Отец – это предлог для создания дочери. Это восхитительное человеческое творение, Лир, служит лишь опорой для невыразимого божественного творения – Корделии. Весь этот хаос преступлений, пороков, безумия и несчастий служит основанием для великолепного появления добродетели. Шекспир, вынашивая в своих мыслях Корделию, создал эту трагедию как некий бог, который нарочно сотворил бы целый мир для того, чтобы поместить туда зарю.

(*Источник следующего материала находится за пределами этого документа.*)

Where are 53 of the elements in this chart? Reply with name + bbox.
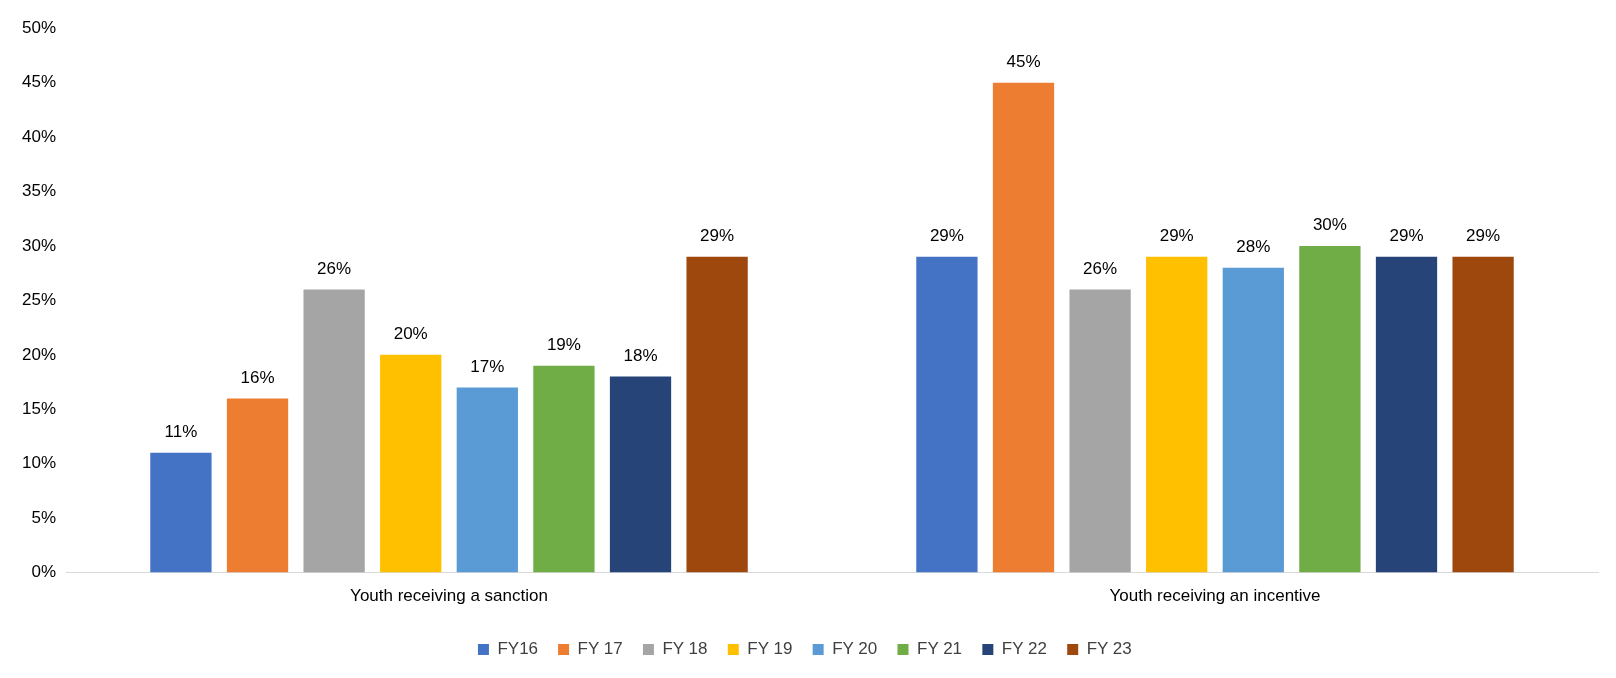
data-label: 18% [623, 345, 658, 365]
data-label: 29% [1159, 226, 1194, 246]
bar [992, 82, 1055, 573]
data-label: 29% [700, 226, 735, 246]
y-tick-label: 10% [21, 453, 57, 473]
y-tick-label: 35% [21, 181, 57, 201]
x-tick-label: Youth receiving a sanction [350, 586, 548, 606]
bar [1452, 256, 1514, 573]
bar [1069, 289, 1131, 573]
bar [609, 376, 672, 573]
bar [1299, 245, 1361, 573]
bar [226, 398, 289, 573]
data-label: 17% [470, 356, 505, 376]
bar [303, 289, 365, 573]
data-label: 26% [1083, 258, 1118, 278]
data-label: 45% [1006, 51, 1041, 71]
data-label: 26% [317, 258, 352, 278]
data-label: 19% [546, 334, 581, 354]
y-tick-label: 15% [21, 398, 57, 418]
y-tick-label: 50% [21, 17, 57, 37]
legend-label: FY 19 [747, 639, 793, 659]
legend-label: FY 20 [832, 639, 878, 659]
bar [380, 354, 442, 573]
legend-label: FY16 [497, 639, 539, 659]
legend-label: FY 18 [662, 639, 708, 659]
bar [456, 387, 518, 573]
bar [686, 256, 748, 573]
data-label: 16% [240, 367, 275, 387]
data-label: 28% [1236, 236, 1271, 256]
data-label: 20% [393, 324, 428, 344]
bar [150, 452, 212, 573]
y-tick-label: 0% [31, 562, 57, 582]
data-label: 29% [1466, 226, 1501, 246]
x-tick-label: Youth receiving an incentive [1109, 586, 1321, 606]
y-tick-label: 20% [21, 344, 57, 364]
legend-label: FY 17 [577, 639, 623, 659]
legend-label: FY 21 [916, 639, 963, 659]
bar [533, 365, 595, 573]
y-tick-label: 45% [21, 72, 57, 92]
y-tick-label: 30% [21, 235, 57, 255]
bar [1222, 267, 1284, 573]
data-label: 30% [1312, 215, 1347, 235]
legend-label: FY 22 [1001, 639, 1047, 659]
legend-label: FY 23 [1086, 639, 1132, 659]
y-tick-label: 25% [21, 290, 57, 310]
y-tick-label: 5% [31, 507, 57, 527]
data-label: 11% [164, 422, 198, 442]
bar [1146, 256, 1208, 573]
data-label: 29% [1389, 226, 1424, 246]
data-label: 29% [929, 226, 964, 246]
y-tick-label: 40% [21, 126, 57, 146]
bar [1375, 256, 1438, 573]
bar [916, 256, 978, 573]
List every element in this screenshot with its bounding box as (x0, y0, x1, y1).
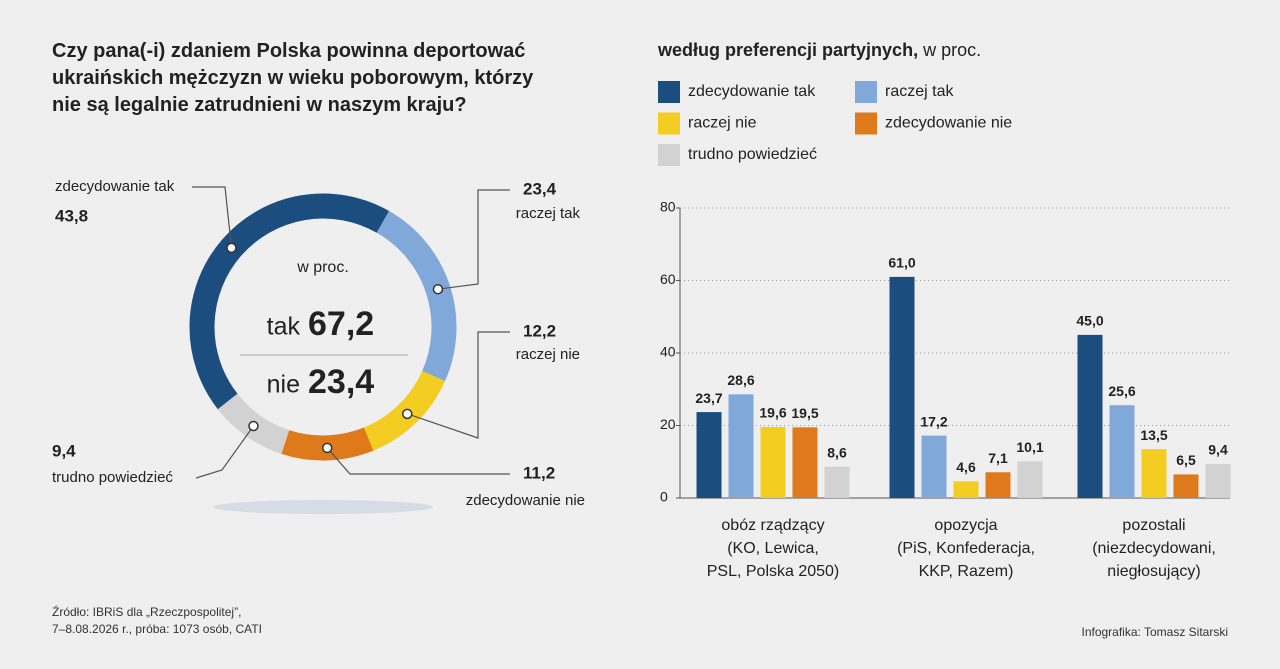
value-label: 8,6 (827, 445, 847, 461)
bar-unit: w proc. (923, 40, 982, 60)
x-tick-label: obóz rządzący (KO, Lewica, PSL, Polska 2… (706, 517, 840, 580)
legend-swatch (855, 112, 877, 135)
bar (985, 472, 1011, 498)
callout-dot (248, 420, 259, 432)
donut-segment (363, 370, 446, 451)
callout-line (192, 186, 233, 248)
callout-dot (226, 242, 237, 254)
category-label: zdecydowanie tak (55, 178, 175, 195)
credit: Infografika: Tomasz Sitarski (1081, 625, 1228, 639)
value-label: 9,4 (1208, 442, 1228, 458)
legend-label: raczej tak (885, 83, 954, 100)
callout-dot (432, 283, 444, 295)
y-tick-label: 0 (660, 489, 668, 505)
legend-label: raczej nie (688, 115, 757, 132)
callout-line (195, 425, 254, 479)
bar (921, 435, 947, 498)
callout-line (437, 189, 510, 290)
bar-title-block: według preferencji partyjnych, w proc. (658, 40, 981, 61)
category-label: zdecydowanie nie (466, 492, 585, 509)
value-label: 61,0 (888, 255, 915, 271)
category-label: raczej tak (516, 205, 581, 222)
pie-title: Czy pana(-i) zdaniem Polska powinna depo… (52, 40, 534, 116)
value-label: 6,5 (1176, 452, 1196, 468)
center-unit: w proc. (296, 259, 349, 276)
legend-label: trudno powiedzieć (688, 146, 817, 163)
bar-title: według preferencji partyjnych, (658, 40, 919, 60)
value-label: 19,6 (759, 405, 786, 421)
value-label: 10,1 (1016, 439, 1043, 455)
value-label: 45,0 (1076, 313, 1103, 329)
total-value: 67,2 (308, 305, 374, 343)
legend-swatch (658, 112, 680, 135)
bar (728, 394, 754, 498)
bar (824, 466, 850, 498)
y-tick-label: 60 (660, 271, 676, 287)
bar (792, 427, 818, 498)
callout-line (407, 331, 510, 439)
callout-line (326, 447, 510, 475)
total-value: 23,4 (308, 363, 374, 401)
y-tick-label: 80 (660, 199, 676, 215)
value-label: 25,6 (1108, 383, 1135, 399)
legend-label: zdecydowanie nie (885, 115, 1012, 132)
bar (1141, 449, 1167, 498)
bar (1109, 405, 1135, 498)
value-label: 4,6 (956, 459, 976, 475)
value-label: 23,4 (523, 179, 557, 198)
value-label: 43,8 (55, 206, 88, 225)
category-label: raczej nie (516, 346, 580, 363)
value-label: 17,2 (920, 413, 947, 429)
total-name: nie (267, 371, 300, 399)
value-label: 13,5 (1140, 427, 1167, 443)
donut-segment (376, 211, 457, 382)
bar (1205, 463, 1231, 498)
legend-label: zdecydowanie tak (688, 83, 816, 100)
legend-swatch (658, 144, 680, 166)
value-label: 11,2 (523, 463, 555, 482)
bar (760, 426, 786, 498)
callout-dot (321, 442, 333, 454)
bar (696, 412, 722, 498)
callout-dot (401, 408, 413, 420)
bar (1077, 334, 1103, 498)
legend-swatch (658, 81, 680, 103)
value-label: 7,1 (988, 450, 1008, 466)
x-tick-label: opozycja (PiS, Konfederacja, KKP, Razem) (897, 517, 1035, 580)
bar (953, 481, 979, 498)
value-label: 9,4 (52, 441, 76, 460)
bar (1017, 461, 1043, 498)
category-label: trudno powiedzieć (52, 469, 173, 486)
x-tick-label: pozostali (niezdecydowani, niegłosujący) (1092, 517, 1216, 580)
value-label: 23,7 (695, 390, 722, 406)
value-label: 28,6 (727, 372, 754, 388)
legend-swatch (855, 81, 877, 103)
total-name: tak (267, 313, 301, 341)
y-tick-label: 20 (660, 416, 676, 432)
y-tick-label: 40 (660, 344, 676, 360)
source: Źródło: IBRiS dla „Rzeczpospolitej”, 7–8… (52, 605, 262, 636)
bar (889, 276, 915, 498)
value-label: 19,5 (791, 405, 818, 421)
bar (1173, 474, 1199, 498)
shadow (213, 500, 433, 514)
value-label: 12,2 (523, 321, 556, 340)
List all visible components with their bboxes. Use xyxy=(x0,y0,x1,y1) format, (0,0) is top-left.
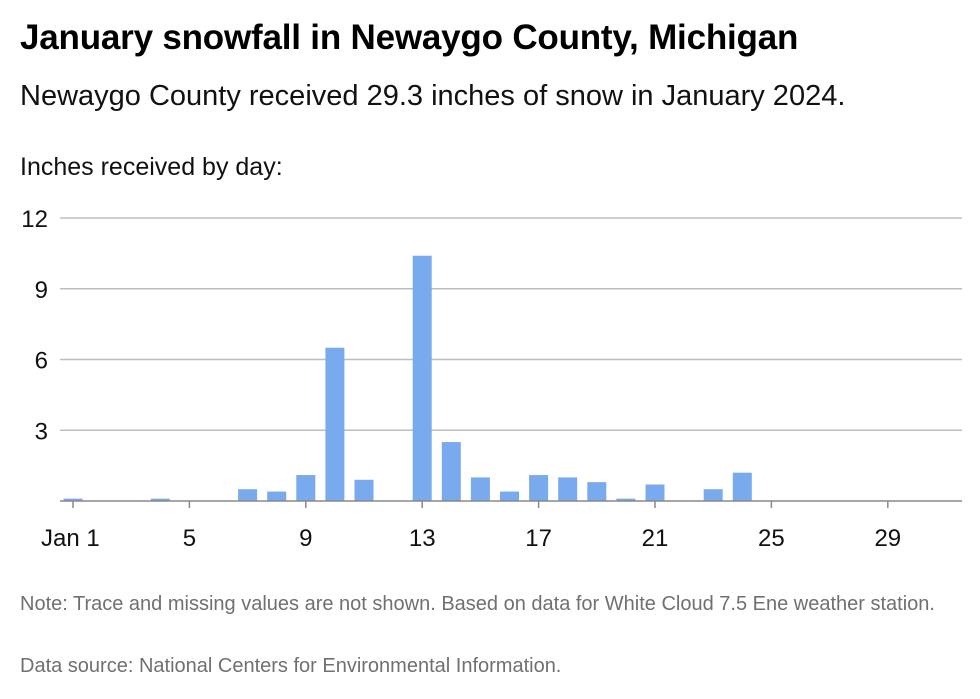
grid-layer xyxy=(60,217,962,431)
x-tick-label: Jan 1 xyxy=(41,525,100,552)
x-tick-label: 13 xyxy=(409,525,436,552)
bar-jan-20 xyxy=(616,498,636,501)
bar-jan-24 xyxy=(732,472,752,501)
bar-jan-1 xyxy=(63,498,83,501)
label-layer: 3 6 9 12 Jan 1 5 9 13 17 21 25 29 xyxy=(21,206,901,552)
y-tick-label: 9 xyxy=(35,277,48,304)
axis-layer xyxy=(60,500,962,508)
x-tick-label: 9 xyxy=(299,525,312,552)
x-tick-label: 17 xyxy=(525,525,552,552)
x-tick-label: 29 xyxy=(874,525,901,552)
y-axis-label: Inches received by day: xyxy=(20,153,283,181)
x-tick-label: 25 xyxy=(758,525,785,552)
x-tick-label: 21 xyxy=(642,525,669,552)
bar-jan-10 xyxy=(325,347,345,501)
bar-jan-16 xyxy=(500,491,519,501)
bar-jan-8 xyxy=(267,491,287,501)
snowfall-bar-chart: 3 6 9 12 Jan 1 5 9 13 17 21 25 29 xyxy=(21,206,962,552)
bar-jan-18 xyxy=(558,477,578,501)
bar-jan-15 xyxy=(470,477,490,501)
y-tick-label: 12 xyxy=(21,206,48,233)
bar-jan-17 xyxy=(529,475,549,501)
bar-jan-11 xyxy=(354,479,374,501)
chart-note: Note: Trace and missing values are not s… xyxy=(20,593,935,615)
chart-subtitle: Newaygo County received 29.3 inches of s… xyxy=(20,80,846,112)
bar-jan-7 xyxy=(238,489,258,501)
chart-source: Data source: National Centers for Enviro… xyxy=(20,655,562,677)
bar-jan-19 xyxy=(587,482,607,501)
chart-title: January snowfall in Newaygo County, Mich… xyxy=(20,18,799,57)
bar-jan-23 xyxy=(703,489,723,501)
bar-jan-9 xyxy=(296,475,316,501)
bar-layer xyxy=(63,255,752,501)
bar-jan-4 xyxy=(150,498,170,501)
y-tick-label: 3 xyxy=(35,418,48,445)
x-tick-label: 5 xyxy=(183,525,196,552)
bar-jan-14 xyxy=(441,442,461,501)
y-tick-label: 6 xyxy=(35,348,48,375)
bar-jan-21 xyxy=(645,484,665,501)
bar-jan-13 xyxy=(412,255,432,501)
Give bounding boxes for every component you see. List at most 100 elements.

А какая фигура этот отец! какая кариатида! Это согнувшийся человек. Он только и делает, что меняет бремя, все более и более тяжкое. Чем больше слабеет старик, тем тяжелее становится груз. Он живет под невыносимой тяжестью. Сначала он несет на себе империю, затем неблагодарность, затем одиночество, затем отчаяние, затем голод и жажду, затем безумие, затем всю природу. Грозовые тучи сгущаются над его головой, леса удручают его своей тенью, ураган обрушивается на его затылок, гроза делает его плащ тяжелым, как свинец; дождь льется ему на плечи, он идет, согнувшийся и растерянный, как будто ночь навалилась на него. Потерявший голову и величественный, он яростно кричит ветру и граду: «За что вы ненавидите меня, бури? За что вы преследуете меня? Вы ведь не мои дочери!» И тогда все заканчивается, свет меркнет, разум отчаивается и уходит, Лир впадает в детство. Ах, он – ребенок, этот старик. Ну что ж! Ему нужна мать. И появляется его дочь. Его единственная дочь, Корделия. Потому что две другие, Регана и Гонерилья, остались его дочерьми лишь настолько, насколько это необходимо, чтобы иметь право называться отцеубийцами.
Корделия приближается. «Вы узнаете меня, государь?» – «Я знаю, ты дух», – отвечает старик с божественной прозорливостью заблуждения. И с этого момента начинается восхитительное кормление грудью. Корделия принимается питать эту старую отчаявшуюся душу, которая умирала от истощения среди ненависти. Корделия питает Лира любовью, и возвращается его мужество; она питает его уважением, и возвращается его улыбка; она питает его надеждой, и возвращается его доверие; она питает его мудростью, и возвращается его рассудок. Лир выздоравливает, крепнет и постепенно возвращается к жизни. Ребенок вновь становится старцем, старец превращается в мужчину. И вот этот несчастный вновь обретает счастье. Но на этот расцвет обрушивается катастрофа. Увы! Есть предатели, есть клятвопреступники, есть убийцы. Корделия умирает. Нет ничего более душераздирающего. Старик ужасается, он ничего не понимает и, обнимая этот труп, испускает дух. Он умирает рядом с умершей. Он избавлен от высшего отчаяния – остаться без нее среди живых, жалкой тенью, ощупывающей место, где бьется его опустевшее сердце, и ища свою душу, унесенную этим нежным созданием, которое ушло навсегда. О Боже, ты не позволяешь тем, кого любишь, пережить близких.
Жить после того, как ангел улетел, быть отцом-сиротой своего ребенка, быть глазом, у которого больше нет света, быть несчастным сердцем, для которого нет больше радости, простирать иногда руки во мглу и пытаться вновь схватить кого-то, кто был тут, – где же она? – чувствовать себя забытым тем, кто ушел, терять рассудок при мысли, что ты не умер, бродить отныне вокруг гробницы, которая не принимает и не впускает тебя; это мрачная участь. Ты хорошо сделал, поэт, что убил этого старца.